Pesquisadores brasileiros compararam mutações no genoma mitocondrial de raias neotropicais que deixaram a água salgada e conquistaram a água doce.

Por Vinícius Nunes Alves 

Provavelmente você já ouviu falar em genoma alguma vez na escola ou na mídia. Genomas são como grandes bibliotecas internas que um ser vivo carrega e os livros são os conjuntos de genes que estão dentro do núcleo das células em organismos eucariontes. Esses genes modulam o crescimento, a  morfologia e o comportamento das espécies. Mas você sabia que existe uma organela celular que apresenta seu próprio genoma? Essa organela é a mitocôndria. A mitocôndria é considerada a usina elétrica da célula por ser responsável pela produção de energia, que é crucial para o funcionamento celular. A produção de energia celular é um processo complexo que depende da atuação de diversos genes que se encontram no genoma mitocondrial, também chamado de mitogenoma. Diferente do genoma nuclear, o genoma mitocondrial  é circular, em geral pequeno e não se condensa em formato de cromatina (similar ao observado nos cromossomos). Além disso, o genoma mitocondrial sofre mutações em uma taxa que permite compreender a relação de parentesco entre espécies e populações, sendo muito utilizado em estudos das áreas de evolução e conservação. 

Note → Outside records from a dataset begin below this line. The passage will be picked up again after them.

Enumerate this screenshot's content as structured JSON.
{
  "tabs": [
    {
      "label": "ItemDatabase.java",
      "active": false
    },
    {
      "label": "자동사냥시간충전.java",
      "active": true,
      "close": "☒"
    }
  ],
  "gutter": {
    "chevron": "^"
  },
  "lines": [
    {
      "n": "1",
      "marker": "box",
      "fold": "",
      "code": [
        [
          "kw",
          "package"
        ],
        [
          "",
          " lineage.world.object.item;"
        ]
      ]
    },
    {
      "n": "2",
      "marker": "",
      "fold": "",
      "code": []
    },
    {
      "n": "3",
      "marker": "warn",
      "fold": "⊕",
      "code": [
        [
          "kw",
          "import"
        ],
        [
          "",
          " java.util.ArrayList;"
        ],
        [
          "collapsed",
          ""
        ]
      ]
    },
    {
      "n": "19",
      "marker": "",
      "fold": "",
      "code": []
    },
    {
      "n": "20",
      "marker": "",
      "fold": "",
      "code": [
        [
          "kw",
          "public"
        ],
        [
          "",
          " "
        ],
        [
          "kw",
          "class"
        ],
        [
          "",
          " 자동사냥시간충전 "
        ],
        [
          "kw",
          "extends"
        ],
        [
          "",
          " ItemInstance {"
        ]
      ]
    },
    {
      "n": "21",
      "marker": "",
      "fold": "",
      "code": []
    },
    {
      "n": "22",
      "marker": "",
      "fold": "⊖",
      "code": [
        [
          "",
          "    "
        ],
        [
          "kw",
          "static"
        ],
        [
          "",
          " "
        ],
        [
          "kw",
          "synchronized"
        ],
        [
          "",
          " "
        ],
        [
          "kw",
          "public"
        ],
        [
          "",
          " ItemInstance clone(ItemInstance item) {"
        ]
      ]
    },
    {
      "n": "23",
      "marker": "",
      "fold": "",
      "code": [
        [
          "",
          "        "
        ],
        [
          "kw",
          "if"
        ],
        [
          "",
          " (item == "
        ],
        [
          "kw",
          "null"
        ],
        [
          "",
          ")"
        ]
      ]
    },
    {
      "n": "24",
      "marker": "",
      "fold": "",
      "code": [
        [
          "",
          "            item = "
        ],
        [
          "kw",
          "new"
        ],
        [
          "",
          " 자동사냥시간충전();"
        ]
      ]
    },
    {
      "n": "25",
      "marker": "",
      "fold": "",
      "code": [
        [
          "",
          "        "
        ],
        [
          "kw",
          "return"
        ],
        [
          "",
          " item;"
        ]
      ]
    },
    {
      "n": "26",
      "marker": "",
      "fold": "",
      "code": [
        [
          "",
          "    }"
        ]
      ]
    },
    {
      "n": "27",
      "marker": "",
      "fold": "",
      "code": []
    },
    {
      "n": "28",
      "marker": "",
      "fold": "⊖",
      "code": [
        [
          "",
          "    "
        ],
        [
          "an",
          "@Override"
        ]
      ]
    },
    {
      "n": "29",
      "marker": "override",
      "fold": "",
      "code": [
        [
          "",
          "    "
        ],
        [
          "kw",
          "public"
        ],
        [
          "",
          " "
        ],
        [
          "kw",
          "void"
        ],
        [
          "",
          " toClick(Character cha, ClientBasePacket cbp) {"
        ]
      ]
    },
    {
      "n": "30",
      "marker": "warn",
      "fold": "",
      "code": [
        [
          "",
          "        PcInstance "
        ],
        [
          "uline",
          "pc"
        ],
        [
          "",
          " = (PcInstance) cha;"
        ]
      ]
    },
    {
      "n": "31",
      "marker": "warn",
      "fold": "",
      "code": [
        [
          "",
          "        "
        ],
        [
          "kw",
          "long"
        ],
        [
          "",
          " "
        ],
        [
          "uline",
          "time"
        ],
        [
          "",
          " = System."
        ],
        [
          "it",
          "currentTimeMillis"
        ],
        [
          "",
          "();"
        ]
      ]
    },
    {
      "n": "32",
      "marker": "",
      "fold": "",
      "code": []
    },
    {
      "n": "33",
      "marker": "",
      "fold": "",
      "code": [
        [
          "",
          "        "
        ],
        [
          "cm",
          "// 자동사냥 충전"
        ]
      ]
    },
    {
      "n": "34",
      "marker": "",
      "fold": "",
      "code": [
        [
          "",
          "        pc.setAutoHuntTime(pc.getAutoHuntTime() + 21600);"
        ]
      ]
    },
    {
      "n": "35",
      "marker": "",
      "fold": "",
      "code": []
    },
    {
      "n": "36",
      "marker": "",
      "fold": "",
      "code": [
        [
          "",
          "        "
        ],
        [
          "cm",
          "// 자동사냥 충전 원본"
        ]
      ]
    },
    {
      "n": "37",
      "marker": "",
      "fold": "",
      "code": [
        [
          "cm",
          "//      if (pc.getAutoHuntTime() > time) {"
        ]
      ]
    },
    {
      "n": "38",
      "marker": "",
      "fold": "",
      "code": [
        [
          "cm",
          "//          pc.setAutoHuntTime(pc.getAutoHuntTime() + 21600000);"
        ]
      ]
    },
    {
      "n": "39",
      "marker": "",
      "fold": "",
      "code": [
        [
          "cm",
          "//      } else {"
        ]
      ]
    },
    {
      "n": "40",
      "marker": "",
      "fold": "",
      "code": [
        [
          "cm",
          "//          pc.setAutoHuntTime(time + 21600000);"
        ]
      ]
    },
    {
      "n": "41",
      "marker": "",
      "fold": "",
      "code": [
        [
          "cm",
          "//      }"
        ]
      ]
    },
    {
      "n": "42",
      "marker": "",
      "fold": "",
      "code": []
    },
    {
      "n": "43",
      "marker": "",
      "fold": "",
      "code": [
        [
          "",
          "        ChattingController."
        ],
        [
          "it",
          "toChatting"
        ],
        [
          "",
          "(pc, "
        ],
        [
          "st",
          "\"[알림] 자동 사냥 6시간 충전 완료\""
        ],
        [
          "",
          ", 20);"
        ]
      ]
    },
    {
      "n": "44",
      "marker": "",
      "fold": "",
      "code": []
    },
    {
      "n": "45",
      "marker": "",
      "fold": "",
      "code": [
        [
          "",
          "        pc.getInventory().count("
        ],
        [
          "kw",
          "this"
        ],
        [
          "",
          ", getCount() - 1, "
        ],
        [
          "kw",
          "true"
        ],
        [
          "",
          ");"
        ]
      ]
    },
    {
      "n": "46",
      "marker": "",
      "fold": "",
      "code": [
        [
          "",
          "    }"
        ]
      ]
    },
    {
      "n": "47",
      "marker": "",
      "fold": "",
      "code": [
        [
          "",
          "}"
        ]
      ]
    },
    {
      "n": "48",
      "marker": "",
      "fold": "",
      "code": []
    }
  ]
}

Pesquisador do Instituto Butantan, em parceria com pesquisadores da Universidade Federal do Acre (UFAC) e do Instituto de Biociências de Botucatu (IBB) da UNESP, desenvolveram a primeira análise comparativa que abrange o genoma mitocondrial de raias de água doce neotropicais. O estudo recém-publicado na renomada Molecular Genetics and Genomics tem o título “Signatures of positive selection in the mitochondrial genome of neotropical freshwater stingrays provide clues about the transition from saltwater to freshwater environment”. Em tradução livre, significa “Assinaturas de seleção positiva no genoma mitocondrial de raias de água doce neotropicais fornecem pistas sobre a transição de água salgada para ambiente de água doce”, o que já entrega boa parte do conteúdo para os pesquisadores da área. Talvez pareça complexo ou específico demais para quem não é especialista, mas com interesse e abertura para o novo, a leitura fica mais acessível do que se imagina e no final você vai aprender mais uma descoberta na biologia.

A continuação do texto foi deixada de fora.